When criminal defense attorneys claim the same efficacy as doctors, they become charlatans. There is no cure for a DUI, though there are many people eager to buy one. There is a course of treatment, which typically involves jail, fines, and license suspension. An attorney can help you win acquittal in a close case or one with police misconduct. He can help you win a charge reduction if the courts are swamped or the prosecutor is sympathetic.
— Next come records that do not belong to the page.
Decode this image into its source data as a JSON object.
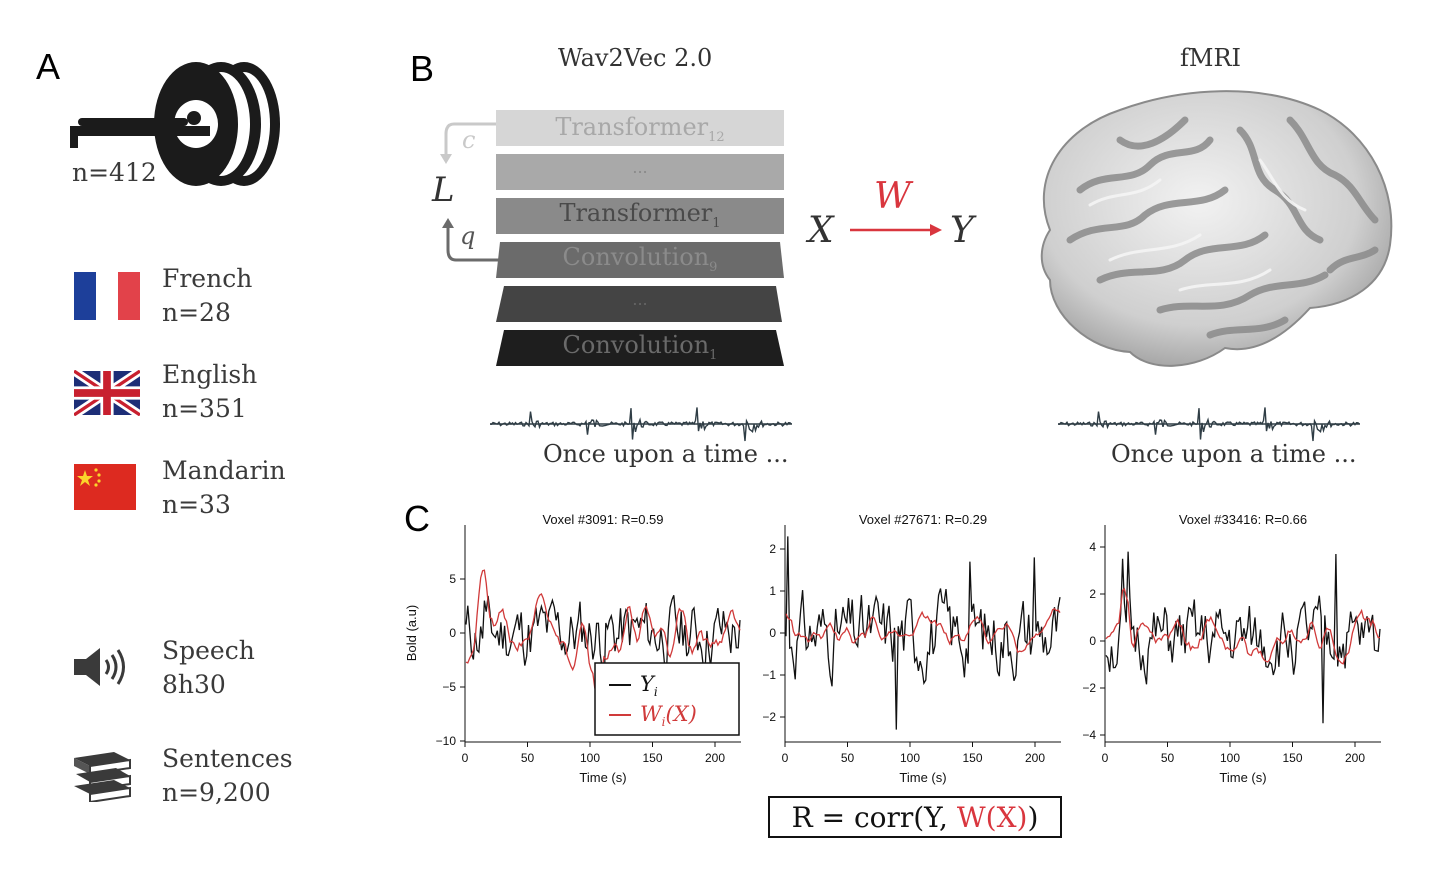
{
  "panel_a": {
    "letter": "A",
    "participants": "n=412",
    "languages": [
      {
        "name": "French",
        "n": "n=28"
      },
      {
        "name": "English",
        "n": "n=351"
      },
      {
        "name": "Mandarin",
        "n": "n=33"
      }
    ],
    "speech": {
      "label": "Speech",
      "value": "8h30"
    },
    "sentences": {
      "label": "Sentences",
      "value": "n=9,200"
    }
  },
  "panel_b": {
    "letter": "B",
    "model_title": "Wav2Vec 2.0",
    "fmri_title": "fMRI",
    "layers": [
      {
        "label": "Transformer",
        "sub": "12"
      },
      {
        "label": "...",
        "sub": ""
      },
      {
        "label": "Transformer",
        "sub": "1"
      },
      {
        "label": "Convolution",
        "sub": "9"
      },
      {
        "label": "...",
        "sub": ""
      },
      {
        "label": "Convolution",
        "sub": "1"
      }
    ],
    "loss_label": "L",
    "c_label": "c",
    "q_label": "q",
    "x_label": "X",
    "w_label": "W",
    "y_label": "Y",
    "stimulus_text_left": "Once upon a time ...",
    "stimulus_text_right": "Once upon a time ...",
    "colors": {
      "red": "#d9363e",
      "layer_light": "#d3d3d3",
      "layer_dark": "#1e1e1e"
    }
  },
  "panel_c": {
    "letter": "C",
    "plots": [
      {
        "title": "Voxel #3091: R=0.59",
        "ylabel": "Bold (a.u)",
        "xlabel": "Time (s)",
        "yticks": [
          "5",
          "0",
          "−5",
          "−10"
        ],
        "xticks": [
          "0",
          "50",
          "100",
          "150",
          "200"
        ]
      },
      {
        "title": "Voxel #27671: R=0.29",
        "ylabel": "",
        "xlabel": "Time (s)",
        "yticks": [
          "2",
          "1",
          "0",
          "−1",
          "−2"
        ],
        "xticks": [
          "0",
          "50",
          "100",
          "150",
          "200"
        ]
      },
      {
        "title": "Voxel #33416: R=0.66",
        "ylabel": "",
        "xlabel": "Time (s)",
        "yticks": [
          "4",
          "2",
          "0",
          "−2",
          "−4"
        ],
        "xticks": [
          "0",
          "50",
          "100",
          "150",
          "200"
        ]
      }
    ],
    "legend": {
      "y": "Y",
      "y_sub": "i",
      "w": "W",
      "w_sub": "i",
      "w_arg": "(X)"
    },
    "formula": {
      "left": "R = corr(Y, ",
      "red": "W(X)",
      "right": ")"
    }
  }
}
He can muster mitigating evidence, craft a course of rehabilitation, and advocate alternatives to incarceration. But he cannot give you impunity to violate the law.
The shame of our profession is that too many attorneys ignore the best arguments for the arguments that scared and naïve clients want to hear. American criminal sentences are disgracefully harsh. In the land of the free, we incarcerate more people than communist China, despite having one quarter of its population. Prison expenditures have impoverished state universities and forced many students deep into debt. The financial cost of many burglary sentences is greater than the cost of a four-year college degree. Mass incarceration ruins lives, guts families, and has scarred an entire generation. There are principled arguments for humane sentences, and Georgia law often gives judges the discretion to impose them. The criminal defense bar should stop selling snake oil and focus on justice.